Business is booming for the world’s largest brewers. Sales are racing ahead of pre-pandemic levels, as on-trade sales have roared back to life. But the real tests for the post-Covid health of the industry are yet to come.

This week, another brewing giant posted stellar first-half numbers. Having upgraded its full-year earnings expectations last week, Carlsberg beat market forecasts for its first half performance, with sales surging 20.7% in the half and by 18.7% in the second quarter.

While pricing growth of 11% certainly helped – boosted by the return of the higher priced on-trade, as well as inflation-driven price increases – volumes also jumped 8.9% in the half, driven by a strong performance in western Europe and Asia.

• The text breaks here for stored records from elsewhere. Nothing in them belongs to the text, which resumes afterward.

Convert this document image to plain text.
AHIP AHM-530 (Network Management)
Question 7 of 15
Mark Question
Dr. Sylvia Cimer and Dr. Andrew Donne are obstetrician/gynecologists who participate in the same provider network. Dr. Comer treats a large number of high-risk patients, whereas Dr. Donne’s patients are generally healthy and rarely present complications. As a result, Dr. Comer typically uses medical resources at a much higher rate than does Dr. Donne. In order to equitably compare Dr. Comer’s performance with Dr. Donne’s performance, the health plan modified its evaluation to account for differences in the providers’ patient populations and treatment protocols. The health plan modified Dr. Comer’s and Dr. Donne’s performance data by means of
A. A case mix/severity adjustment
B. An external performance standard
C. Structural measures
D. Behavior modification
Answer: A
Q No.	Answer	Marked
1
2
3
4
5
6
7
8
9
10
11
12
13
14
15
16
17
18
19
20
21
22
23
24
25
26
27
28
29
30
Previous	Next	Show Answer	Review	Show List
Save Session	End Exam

AB InBev and Heineken have also posted impressive first-half sales numbers. AB InBev saw revenues rise by 11.3% in its second quarter, boosted by ongoing premiumisation and expansion of the beer category across most key markets. Meanwhile, Heineken saw net revenues jump 24.3% to €16.4bn in the first half, driven by continued demand for premium drinks, with its organic beer volumes up 7.6% and premium volumes 10.2% higher.

Put simply, consumers are drinking more beer, even as prices rise. “Consumers are cutting back on the things they can do without or they can put off into the future, but they still want to be able to enjoy life and those little luxuries, like a beer after work,” said Danni Hewson, financial analyst at AJ Bell.

These better-than-expected performances seem to make the mass sell-off of brewing shares in the wake of Russia’s invasion of Ukraine look like an overreaction.

Carlsberg, which had the most exposure to the Russian market, lost 28% of its value in a single month back in February/March, while AB InBev and Heineken saw double-digit falls.

All three have taken big write-offs on their exits from Russia and suppressed activity in Ukraine, but the underlying businesses across the rest of the world have been more durable than expected.

Firstly, the potential Covid hangover clouding the return of out-of-home drinking looks to be far less pronounced than feared in major markets. Not only has 2022 largely been free of restrictions in key developed markets, consumer behaviour has returned quickly to pre-Covid normality amid pent up demand.

More recently, the brewers couldn’t have wished for better weather to boost their sales. CMC Markets commented: “If Carlsberg did summers, then they would be very hot summers, and that has probably helped drive sales higher thus helping offset higher costs.”

“The key test will come when the weather cools down,” it cautioned. It’s a pertinent point – and it’s not just the weather that’s likely to turn in the coming months.

Carlsberg warned of weaker second-half progress, citing rising commodity prices and energy costs and last year’s hedging winding down. Additionally, it pointed to a lag between experiencing these cost increases and being able to pass them on. It will also face much tougher comparables due to the industry’s strong third quarter of 2021, when restrictions were eased.

Potential shortages 

The overall supply chain situation also remains stressed amid potential shortages of CO2 and glass, and there is no guarantee consumers will continue to accept cost increases  – which have had a negative impact on volumes in other areas of fmcg.

The fourth quarter does bring easier comparisons again, given winter Covid restrictions last year. A winter World Cup won’t harm fourth quarter performance either.

But the second half of the year is likely to give us more of an indication how strongly the global brewers have emerged from Covid and the long-term effects of massive disruption in eastern Europe and shedding their Russian businesses.

Carlsberg certainly remained cautious this week – guiding to a weaker second half that “appears conservative”, according to Bernstein.

Thus far, the key pre-pandemic trend of premiumisation is holding firm – boosting sales and margins across the industry even in the face of rampant inflation. There is some evidence of downtrading in premium spirits, but beer is a much more affordable luxury.

The coming months will tell us just how much value consumers place on the perceived quality and brand name of their pint.